In the journal Nature Communications, an interdisciplinary team from the Max Planck Institute of Colloids and Interfaces presents for the first time a laser-driven technology that enables them to create nanoparticles such as copper, cobalt and nickel oxides. At the usual printing speed, photoelectrodes are produced in this way, for example, for a wide range of applications such as the generation of green hydrogen.
Previous methods produce such nanomaterials only with high energy input in classical reaction vessels and in many hours. With the laser-driven technology developed at the institute, the scientists can deposit small amounts of material on a surface and simultaneously perform chemical synthesis in a very short time using high temperatures from the laser. ‘When I discovered the nanocrystals under the electron microscope, I knew I was onto something big,’ says Junfang Zhang, first author of the study and doctoral researcher.
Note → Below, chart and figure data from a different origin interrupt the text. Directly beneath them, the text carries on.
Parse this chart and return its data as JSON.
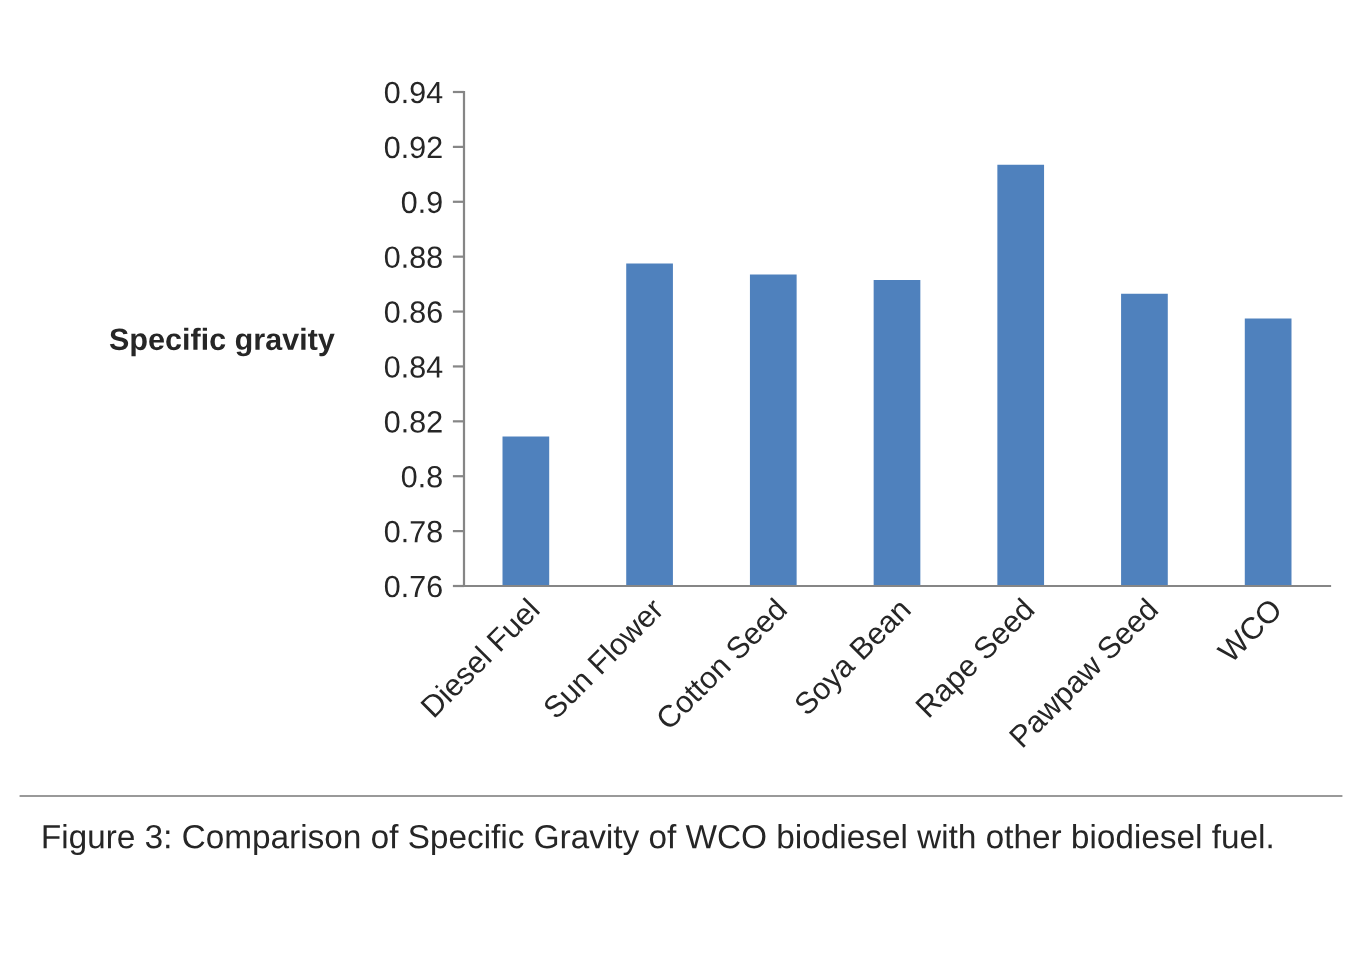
{
  "chart_data": {
    "type": "bar",
    "ylabel": "Specific gravity",
    "categories": [
      "Diesel Fuel",
      "Sun Flower",
      "Cotton Seed",
      "Soya Bean",
      "Rape Seed",
      "Pawpaw Seed",
      "WCO"
    ],
    "values": [
      0.815,
      0.878,
      0.874,
      0.872,
      0.914,
      0.867,
      0.858
    ],
    "color": "#4f81bd",
    "ylim": [
      0.76,
      0.94
    ],
    "yticks": [
      0.76,
      0.78,
      0.8,
      0.82,
      0.84,
      0.86,
      0.88,
      0.9,
      0.92,
      0.94
    ],
    "grid": false,
    "annotations": [
      "Figure 3: Comparison of Specific Gravity of WCO biodiesel with other biodiesel fuel."
    ]
  }
}
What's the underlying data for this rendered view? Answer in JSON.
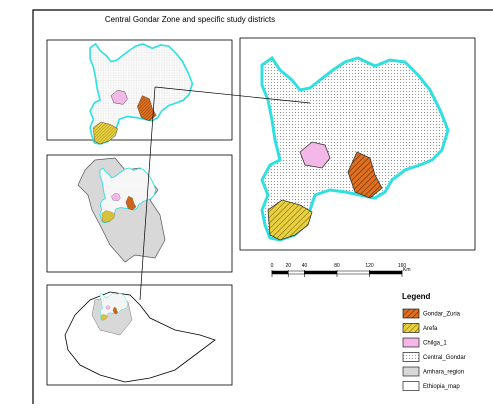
{
  "title": "Central Gondar Zone and specific study districts",
  "scale_bar": {
    "ticks": [
      0,
      20,
      40,
      80,
      120,
      160
    ],
    "unit": "Km"
  },
  "legend": {
    "title": "Legend",
    "items": [
      {
        "name": "Gondar_Zuria",
        "color": "#e07020",
        "style": "hatch"
      },
      {
        "name": "Arefa",
        "color": "#e8d040",
        "style": "hatch"
      },
      {
        "name": "Chilga_1",
        "color": "#f4b8e8",
        "style": "solid"
      },
      {
        "name": "Central_Gondar",
        "color": "#ffffff",
        "style": "dots"
      },
      {
        "name": "Amhara_region",
        "color": "#d8d8d8",
        "style": "solid"
      },
      {
        "name": "Ethiopia_map",
        "color": "#ffffff",
        "style": "solid"
      }
    ]
  }
}
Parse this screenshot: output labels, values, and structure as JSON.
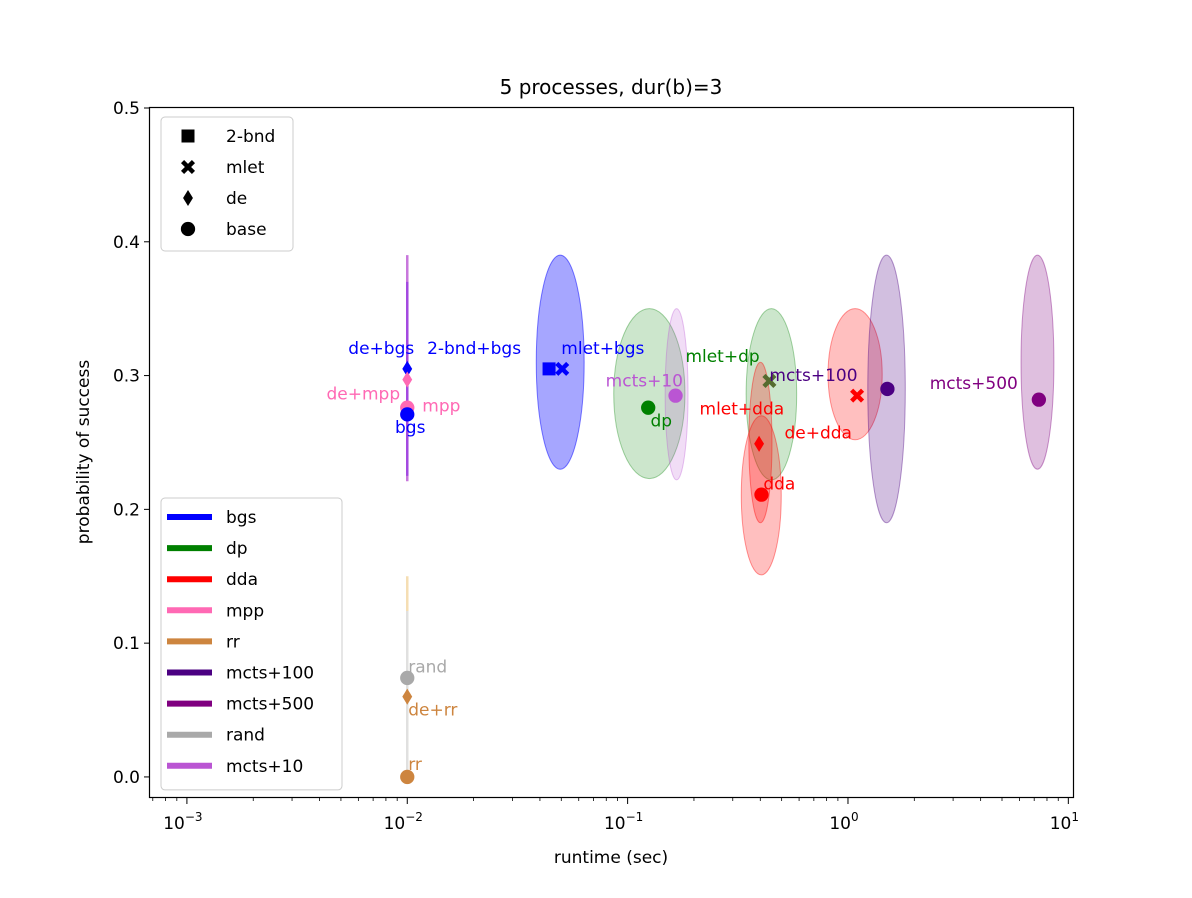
{
  "chart_data": {
    "type": "scatter",
    "title": "5 processes, dur(b)=3",
    "xlabel": "runtime (sec)",
    "ylabel": "probability of success",
    "xscale": "log",
    "xlim": [
      0.00068,
      10.5
    ],
    "ylim": [
      -0.015,
      0.5
    ],
    "x_ticks": [
      {
        "value": 0.001,
        "base": "10",
        "exp": "−3"
      },
      {
        "value": 0.01,
        "base": "10",
        "exp": "−2"
      },
      {
        "value": 0.1,
        "base": "10",
        "exp": "−1"
      },
      {
        "value": 1,
        "base": "10",
        "exp": "0"
      },
      {
        "value": 10,
        "base": "10",
        "exp": "1"
      }
    ],
    "y_ticks": [
      {
        "value": 0.0,
        "label": "0.0"
      },
      {
        "value": 0.1,
        "label": "0.1"
      },
      {
        "value": 0.2,
        "label": "0.2"
      },
      {
        "value": 0.3,
        "label": "0.3"
      },
      {
        "value": 0.4,
        "label": "0.4"
      },
      {
        "value": 0.5,
        "label": "0.5"
      }
    ],
    "marker_legend": {
      "placement": "upper-left",
      "items": [
        {
          "marker": "square",
          "label": "2-bnd"
        },
        {
          "marker": "x",
          "label": "mlet"
        },
        {
          "marker": "diamond",
          "label": "de"
        },
        {
          "marker": "circle",
          "label": "base"
        }
      ]
    },
    "color_legend": {
      "placement": "lower-left",
      "items": [
        {
          "label": "bgs",
          "color": "#0000ff"
        },
        {
          "label": "dp",
          "color": "#008000"
        },
        {
          "label": "dda",
          "color": "#ff0000"
        },
        {
          "label": "mpp",
          "color": "#ff69b4"
        },
        {
          "label": "rr",
          "color": "#cd853f"
        },
        {
          "label": "mcts+100",
          "color": "#4b0082"
        },
        {
          "label": "mcts+500",
          "color": "#800080"
        },
        {
          "label": "rand",
          "color": "#a9a9a9"
        },
        {
          "label": "mcts+10",
          "color": "#ba55d3"
        }
      ]
    },
    "ellipses": [
      {
        "color": "#0000ff",
        "alpha": 0.35,
        "x_low": 0.0385,
        "x_high": 0.0635,
        "y_low": 0.23,
        "y_high": 0.39
      },
      {
        "color": "#008000",
        "alpha": 0.2,
        "x_low": 0.0865,
        "x_high": 0.182,
        "y_low": 0.223,
        "y_high": 0.35
      },
      {
        "color": "#ba55d3",
        "alpha": 0.2,
        "x_low": 0.148,
        "x_high": 0.188,
        "y_low": 0.222,
        "y_high": 0.35
      },
      {
        "color": "#008000",
        "alpha": 0.2,
        "x_low": 0.345,
        "x_high": 0.585,
        "y_low": 0.222,
        "y_high": 0.35
      },
      {
        "color": "#ff0000",
        "alpha": 0.25,
        "x_low": 0.355,
        "x_high": 0.452,
        "y_low": 0.19,
        "y_high": 0.31
      },
      {
        "color": "#ff0000",
        "alpha": 0.25,
        "x_low": 0.328,
        "x_high": 0.498,
        "y_low": 0.151,
        "y_high": 0.27
      },
      {
        "color": "#ff0000",
        "alpha": 0.25,
        "x_low": 0.812,
        "x_high": 1.43,
        "y_low": 0.252,
        "y_high": 0.35
      },
      {
        "color": "#4b0082",
        "alpha": 0.25,
        "x_low": 1.23,
        "x_high": 1.82,
        "y_low": 0.19,
        "y_high": 0.39
      },
      {
        "color": "#800080",
        "alpha": 0.25,
        "x_low": 6.1,
        "x_high": 8.6,
        "y_low": 0.23,
        "y_high": 0.39
      }
    ],
    "vlines": [
      {
        "x": 0.01,
        "y_low": 0.221,
        "y_high": 0.39,
        "color": "#ba55d3",
        "alpha": 0.8
      },
      {
        "x": 0.01,
        "y_low": 0.225,
        "y_high": 0.37,
        "color": "#8a2be2",
        "alpha": 0.6
      },
      {
        "x": 0.01,
        "y_low": 0.0,
        "y_high": 0.15,
        "color": "#f5deb3",
        "alpha": 1
      },
      {
        "x": 0.01,
        "y_low": 0.0,
        "y_high": 0.124,
        "color": "#e0e0e0",
        "alpha": 1
      }
    ],
    "points": [
      {
        "x": 0.01,
        "y": 0.305,
        "marker": "diamond",
        "color": "#0000ff"
      },
      {
        "x": 0.01,
        "y": 0.297,
        "marker": "diamond",
        "color": "#ff69b4"
      },
      {
        "x": 0.01,
        "y": 0.276,
        "marker": "circle",
        "color": "#ff69b4"
      },
      {
        "x": 0.01,
        "y": 0.271,
        "marker": "circle",
        "color": "#0000ff"
      },
      {
        "x": 0.044,
        "y": 0.305,
        "marker": "square",
        "color": "#0000ff"
      },
      {
        "x": 0.0505,
        "y": 0.305,
        "marker": "x",
        "color": "#0000ff"
      },
      {
        "x": 0.124,
        "y": 0.276,
        "marker": "circle",
        "color": "#008000"
      },
      {
        "x": 0.165,
        "y": 0.285,
        "marker": "circle",
        "color": "#ba55d3"
      },
      {
        "x": 0.44,
        "y": 0.296,
        "marker": "x",
        "color": "#556b2f"
      },
      {
        "x": 0.395,
        "y": 0.249,
        "marker": "diamond",
        "color": "#ff0000"
      },
      {
        "x": 0.405,
        "y": 0.211,
        "marker": "circle",
        "color": "#ff0000"
      },
      {
        "x": 1.1,
        "y": 0.285,
        "marker": "x",
        "color": "#ff0000"
      },
      {
        "x": 1.51,
        "y": 0.29,
        "marker": "circle",
        "color": "#4b0082"
      },
      {
        "x": 7.35,
        "y": 0.282,
        "marker": "circle",
        "color": "#800080"
      },
      {
        "x": 0.01,
        "y": 0.074,
        "marker": "circle",
        "color": "#a9a9a9"
      },
      {
        "x": 0.01,
        "y": 0.06,
        "marker": "diamond",
        "color": "#cd853f"
      },
      {
        "x": 0.01,
        "y": 0.0,
        "marker": "circle",
        "color": "#cd853f"
      }
    ],
    "annotations": [
      {
        "text": "de+bgs",
        "x": 0.0054,
        "y": 0.316,
        "color": "#0000ff"
      },
      {
        "text": "2-bnd+bgs",
        "x": 0.0123,
        "y": 0.316,
        "color": "#0000ff"
      },
      {
        "text": "mlet+bgs",
        "x": 0.05,
        "y": 0.316,
        "color": "#0000ff"
      },
      {
        "text": "mlet+dp",
        "x": 0.183,
        "y": 0.31,
        "color": "#008000"
      },
      {
        "text": "mcts+10",
        "x": 0.0795,
        "y": 0.292,
        "color": "#ba55d3"
      },
      {
        "text": "mcts+100",
        "x": 0.44,
        "y": 0.296,
        "color": "#4b0082"
      },
      {
        "text": "mcts+500",
        "x": 2.35,
        "y": 0.29,
        "color": "#800080"
      },
      {
        "text": "de+mpp",
        "x": 0.0043,
        "y": 0.282,
        "color": "#ff69b4"
      },
      {
        "text": "mpp",
        "x": 0.0117,
        "y": 0.273,
        "color": "#ff69b4"
      },
      {
        "text": "mlet+dda",
        "x": 0.212,
        "y": 0.271,
        "color": "#ff0000"
      },
      {
        "text": "bgs",
        "x": 0.0088,
        "y": 0.257,
        "color": "#0000ff"
      },
      {
        "text": "dp",
        "x": 0.127,
        "y": 0.262,
        "color": "#008000"
      },
      {
        "text": "de+dda",
        "x": 0.515,
        "y": 0.253,
        "color": "#ff0000"
      },
      {
        "text": "dda",
        "x": 0.413,
        "y": 0.215,
        "color": "#ff0000"
      },
      {
        "text": "rand",
        "x": 0.0101,
        "y": 0.078,
        "color": "#a9a9a9"
      },
      {
        "text": "de+rr",
        "x": 0.0101,
        "y": 0.046,
        "color": "#cd853f"
      },
      {
        "text": "rr",
        "x": 0.0101,
        "y": 0.005,
        "color": "#cd853f"
      }
    ]
  }
}
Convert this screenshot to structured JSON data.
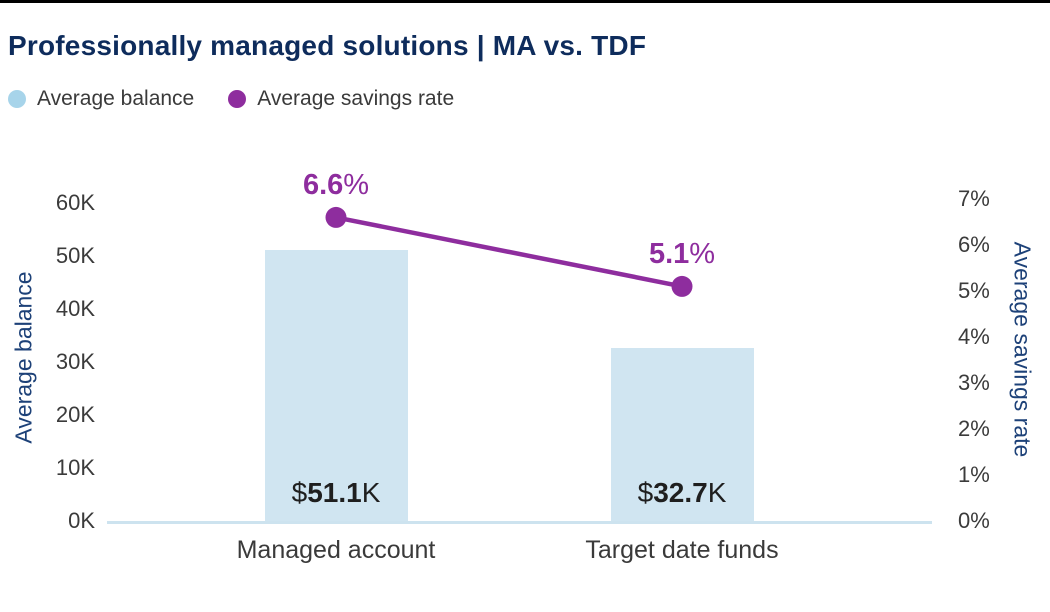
{
  "header": {
    "title": "Professionally managed solutions | MA vs. TDF"
  },
  "legend": {
    "items": [
      {
        "label": "Average balance",
        "color": "#a7d4ea",
        "shape": "circle"
      },
      {
        "label": "Average savings rate",
        "color": "#8e2d9e",
        "shape": "circle"
      }
    ]
  },
  "chart_data": {
    "type": "combo-bar-line",
    "title": "Professionally managed solutions | MA vs. TDF",
    "categories": [
      "Managed account",
      "Target date funds"
    ],
    "series": [
      {
        "name": "Average balance",
        "type": "bar",
        "axis": "left",
        "unit": "K",
        "color": "#d0e5f1",
        "values": [
          51.1,
          32.7
        ],
        "data_labels": [
          {
            "prefix": "$",
            "value": "51.1",
            "suffix": "K"
          },
          {
            "prefix": "$",
            "value": "32.7",
            "suffix": "K"
          }
        ]
      },
      {
        "name": "Average savings rate",
        "type": "line",
        "axis": "right",
        "unit": "%",
        "color": "#8e2d9e",
        "values": [
          6.6,
          5.1
        ],
        "data_labels": [
          {
            "value": "6.6",
            "suffix": "%"
          },
          {
            "value": "5.1",
            "suffix": "%"
          }
        ]
      }
    ],
    "left_axis": {
      "title": "Average balance",
      "min": 0,
      "max": 60,
      "tick_step": 10,
      "tick_labels": [
        "0K",
        "10K",
        "20K",
        "30K",
        "40K",
        "50K",
        "60K"
      ]
    },
    "right_axis": {
      "title": "Average savings rate",
      "min": 0,
      "max": 7,
      "tick_step": 1,
      "tick_labels": [
        "0%",
        "1%",
        "2%",
        "3%",
        "4%",
        "5%",
        "6%",
        "7%"
      ]
    },
    "grid": false,
    "legend_position": "top-left",
    "baseline_color": "#cde3ef"
  }
}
The discovery turned into a new and environmentally friendly method for synthesizing materials that can, among other things, efficiently convert solar energy into electricity.
Without detours with sunlight to hydrogen: ‘Nowadays most of green hydrogen is produced from water using electricity generated by solar panels and stored in batteries. By employing photoelectrodes we can use solar light directly,’ says Dr. Aleksandr Savateev.
The newly developed principle works with so-called transition metal oxides, mainly copper, cobalt and nickel oxides, all of which are good catalysts. The special feature of these oxides is the variety of their crystal forms (nanocrystals such as nanorods or nanostars), which affect their surface energy. Each structure can have a different effect on catalytic reactions. Therefore, it is important that these nanostructures can be made targeted - or even untargeted, but repeatable. The developed technology could also be used to find quickly and efficiently new catalysts. ‘Laser dot by laser dot, we can create different catalysts side by side by simply varying the composition and conditions, and then also test them in parallel right away,’ says Dr. Felix Löffler adding, ‘But now we need to work on making the catalyst systems more persistent in all applications’.
Similar to the principle of a typewriter, material is transferred from a donor to an acceptor carrier. On the former is the ‘ink’, a solid polymer, which is mixed with metal salts, the latter consists of a thin carbon nitride film on a conductive electrode. Targeted laser irradiation transfers the salts to the acceptor along with the molten polymer. The brief high temperatures cause the salts to react within milliseconds and they transform into metal oxide nanoparticles with desired morphology.